‘She left us at the busiest time ever,’ say Schumacher and Majidi
Zaha Hadid Architects is in good shape to survive the sudden death of its founder, Patrik Schumacher and Mouzhan Majidi have said.
The office is the busiest it’s ever been and there are plans to expand, they said in an interview with the New York Times.
“We want to tell the world that we’re still a viable, vibrant address for major work of cultural importance,” Schumacher said.
Hadid’s right-hand man from the practice’s earliest days in 1980, he said he now intends to move into the figurehead role, saying: “My ambition is to become more visible as a leader of the field to clients.”
The joint interview is part of a concerted effort by ZHA to demonstrate its determination to survive the loss of its charismatic founder. It issued a press release today announcing the opening of its Salerno Maritime Terminal in Italy (illustrated) and another on Thursday about construction getting under way for a new exhibition hall at NürnbergMesse convention centre in Germany.

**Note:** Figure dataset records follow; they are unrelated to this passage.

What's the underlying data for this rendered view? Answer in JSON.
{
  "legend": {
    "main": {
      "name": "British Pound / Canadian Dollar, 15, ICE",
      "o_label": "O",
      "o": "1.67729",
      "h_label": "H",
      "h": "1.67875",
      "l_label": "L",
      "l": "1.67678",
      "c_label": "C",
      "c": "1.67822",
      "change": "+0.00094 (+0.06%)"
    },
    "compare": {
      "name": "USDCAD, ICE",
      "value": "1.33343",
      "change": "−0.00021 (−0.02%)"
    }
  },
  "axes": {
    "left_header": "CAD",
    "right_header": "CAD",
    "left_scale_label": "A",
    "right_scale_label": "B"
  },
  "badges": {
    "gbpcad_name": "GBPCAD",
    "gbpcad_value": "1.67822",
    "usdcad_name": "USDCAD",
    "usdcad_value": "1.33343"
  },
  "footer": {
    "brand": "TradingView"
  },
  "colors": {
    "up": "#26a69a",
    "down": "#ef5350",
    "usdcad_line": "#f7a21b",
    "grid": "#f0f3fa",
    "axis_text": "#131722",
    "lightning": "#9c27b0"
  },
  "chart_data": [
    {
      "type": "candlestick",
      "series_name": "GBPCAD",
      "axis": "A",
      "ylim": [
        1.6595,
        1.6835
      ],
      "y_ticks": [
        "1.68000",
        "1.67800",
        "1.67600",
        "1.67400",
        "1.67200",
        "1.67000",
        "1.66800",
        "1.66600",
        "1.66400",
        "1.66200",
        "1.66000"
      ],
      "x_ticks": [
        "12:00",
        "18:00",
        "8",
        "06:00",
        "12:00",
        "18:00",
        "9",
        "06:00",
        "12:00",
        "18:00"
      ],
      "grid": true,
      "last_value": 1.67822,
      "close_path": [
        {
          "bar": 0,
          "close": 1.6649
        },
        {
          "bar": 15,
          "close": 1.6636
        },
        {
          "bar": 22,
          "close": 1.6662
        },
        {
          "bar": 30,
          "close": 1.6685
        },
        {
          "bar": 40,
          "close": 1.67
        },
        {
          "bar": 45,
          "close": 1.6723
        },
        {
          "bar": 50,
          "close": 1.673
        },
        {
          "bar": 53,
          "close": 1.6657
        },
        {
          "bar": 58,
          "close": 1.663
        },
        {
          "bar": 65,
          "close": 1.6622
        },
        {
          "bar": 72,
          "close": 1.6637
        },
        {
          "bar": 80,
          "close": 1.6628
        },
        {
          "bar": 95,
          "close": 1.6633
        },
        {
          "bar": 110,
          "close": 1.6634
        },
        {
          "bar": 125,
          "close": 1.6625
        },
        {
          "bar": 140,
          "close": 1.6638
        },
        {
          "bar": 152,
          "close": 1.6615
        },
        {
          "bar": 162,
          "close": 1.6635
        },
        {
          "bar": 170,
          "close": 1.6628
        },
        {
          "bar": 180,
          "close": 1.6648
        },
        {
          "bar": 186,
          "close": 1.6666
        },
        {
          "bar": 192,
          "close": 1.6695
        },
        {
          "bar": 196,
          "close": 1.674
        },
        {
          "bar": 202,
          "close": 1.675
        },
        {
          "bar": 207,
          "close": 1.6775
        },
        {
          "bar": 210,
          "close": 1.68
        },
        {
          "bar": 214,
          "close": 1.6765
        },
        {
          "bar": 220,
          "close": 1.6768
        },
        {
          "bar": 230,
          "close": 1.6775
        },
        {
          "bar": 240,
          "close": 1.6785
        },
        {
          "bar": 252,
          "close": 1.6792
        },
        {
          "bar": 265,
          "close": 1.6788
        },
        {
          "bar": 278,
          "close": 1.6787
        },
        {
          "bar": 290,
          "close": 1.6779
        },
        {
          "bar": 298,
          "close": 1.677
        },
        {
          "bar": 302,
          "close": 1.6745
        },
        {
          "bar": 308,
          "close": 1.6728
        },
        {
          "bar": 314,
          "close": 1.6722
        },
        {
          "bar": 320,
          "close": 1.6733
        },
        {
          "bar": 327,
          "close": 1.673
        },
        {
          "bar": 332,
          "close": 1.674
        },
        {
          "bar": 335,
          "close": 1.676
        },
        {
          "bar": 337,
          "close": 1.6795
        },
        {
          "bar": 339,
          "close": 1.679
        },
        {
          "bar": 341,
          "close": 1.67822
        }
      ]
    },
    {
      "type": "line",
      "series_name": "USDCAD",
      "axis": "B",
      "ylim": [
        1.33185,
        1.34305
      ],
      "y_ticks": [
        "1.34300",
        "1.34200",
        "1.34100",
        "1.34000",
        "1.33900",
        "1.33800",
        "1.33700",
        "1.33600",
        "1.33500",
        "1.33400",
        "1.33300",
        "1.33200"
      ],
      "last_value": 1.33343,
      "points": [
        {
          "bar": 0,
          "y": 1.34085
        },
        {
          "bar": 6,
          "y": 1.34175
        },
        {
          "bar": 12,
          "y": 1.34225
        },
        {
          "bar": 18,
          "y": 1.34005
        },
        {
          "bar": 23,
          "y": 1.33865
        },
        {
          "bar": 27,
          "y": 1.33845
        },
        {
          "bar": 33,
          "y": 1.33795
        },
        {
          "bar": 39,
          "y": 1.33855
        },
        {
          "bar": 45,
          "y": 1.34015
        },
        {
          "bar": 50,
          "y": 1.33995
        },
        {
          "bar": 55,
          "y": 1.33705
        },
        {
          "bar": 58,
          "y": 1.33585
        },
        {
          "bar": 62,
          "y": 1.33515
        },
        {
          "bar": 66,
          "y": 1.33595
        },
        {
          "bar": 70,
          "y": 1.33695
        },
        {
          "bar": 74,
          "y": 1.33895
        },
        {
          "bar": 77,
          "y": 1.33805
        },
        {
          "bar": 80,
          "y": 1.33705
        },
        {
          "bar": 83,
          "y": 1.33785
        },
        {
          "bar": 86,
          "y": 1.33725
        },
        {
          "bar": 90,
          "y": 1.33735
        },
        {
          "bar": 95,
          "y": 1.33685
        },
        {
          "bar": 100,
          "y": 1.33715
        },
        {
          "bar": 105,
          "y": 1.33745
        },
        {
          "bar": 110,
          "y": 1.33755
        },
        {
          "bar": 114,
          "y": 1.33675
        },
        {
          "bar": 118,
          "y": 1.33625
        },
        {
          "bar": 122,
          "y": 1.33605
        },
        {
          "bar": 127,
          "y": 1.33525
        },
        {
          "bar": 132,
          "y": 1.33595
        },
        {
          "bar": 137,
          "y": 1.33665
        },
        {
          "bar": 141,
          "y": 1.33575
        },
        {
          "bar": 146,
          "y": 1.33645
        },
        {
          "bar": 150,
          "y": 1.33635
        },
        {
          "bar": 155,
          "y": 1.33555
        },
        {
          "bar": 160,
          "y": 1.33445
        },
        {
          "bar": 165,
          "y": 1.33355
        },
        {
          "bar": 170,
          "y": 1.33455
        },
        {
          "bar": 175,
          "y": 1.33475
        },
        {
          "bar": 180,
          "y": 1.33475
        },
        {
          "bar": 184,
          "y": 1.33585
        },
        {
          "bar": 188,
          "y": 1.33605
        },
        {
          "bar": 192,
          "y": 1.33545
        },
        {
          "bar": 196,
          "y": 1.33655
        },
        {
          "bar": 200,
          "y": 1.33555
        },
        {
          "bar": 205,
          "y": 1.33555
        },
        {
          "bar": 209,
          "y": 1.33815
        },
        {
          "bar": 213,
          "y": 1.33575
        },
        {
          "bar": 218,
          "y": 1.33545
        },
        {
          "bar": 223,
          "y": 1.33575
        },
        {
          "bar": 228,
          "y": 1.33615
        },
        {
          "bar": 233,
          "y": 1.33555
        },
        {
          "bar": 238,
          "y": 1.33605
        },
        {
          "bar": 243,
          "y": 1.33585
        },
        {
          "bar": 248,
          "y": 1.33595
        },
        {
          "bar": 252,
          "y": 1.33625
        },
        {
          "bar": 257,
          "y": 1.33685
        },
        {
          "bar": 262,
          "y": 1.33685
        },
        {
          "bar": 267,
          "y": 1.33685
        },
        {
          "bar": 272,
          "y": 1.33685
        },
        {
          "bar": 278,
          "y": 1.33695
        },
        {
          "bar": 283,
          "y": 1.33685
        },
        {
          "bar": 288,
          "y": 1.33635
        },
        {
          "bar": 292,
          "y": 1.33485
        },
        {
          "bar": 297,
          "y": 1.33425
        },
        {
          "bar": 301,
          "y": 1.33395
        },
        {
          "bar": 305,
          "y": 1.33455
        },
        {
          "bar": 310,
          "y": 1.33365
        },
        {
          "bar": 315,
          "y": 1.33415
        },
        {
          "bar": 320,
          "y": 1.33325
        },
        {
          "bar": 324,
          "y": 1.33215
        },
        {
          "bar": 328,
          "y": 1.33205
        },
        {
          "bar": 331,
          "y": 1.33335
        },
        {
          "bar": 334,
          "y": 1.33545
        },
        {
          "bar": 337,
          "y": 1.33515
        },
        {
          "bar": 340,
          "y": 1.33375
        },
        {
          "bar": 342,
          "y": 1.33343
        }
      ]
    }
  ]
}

Last week it put out a statement thanking people for their messages of support and pointing out that it had 36 projects in 21 countries on its books.
Chief executive Mouzhan Majidi, who joined from Foster’s last spring, said there was a “high level of determination” to complete them all.
He told the New York Times: “She left us at the busiest time ever… We feel very confident that we will carry on and go forward with her vision and her legacy and the experimental research she established in the office.”
While Hadid was the figurehead, the work was a joint effort, putting them in a strong position as they faced an uncertain future, he said, adding: “It’s not the master architect who dictates and says, ‘Go and deliver it.’ It’s a collective, it’s a team.”
The practice recently opened an office in New York and is looking to add studios in Mexico City and Dubai, the New York Times reported. It is also keen to expand into aviation after winning Beijing Airport.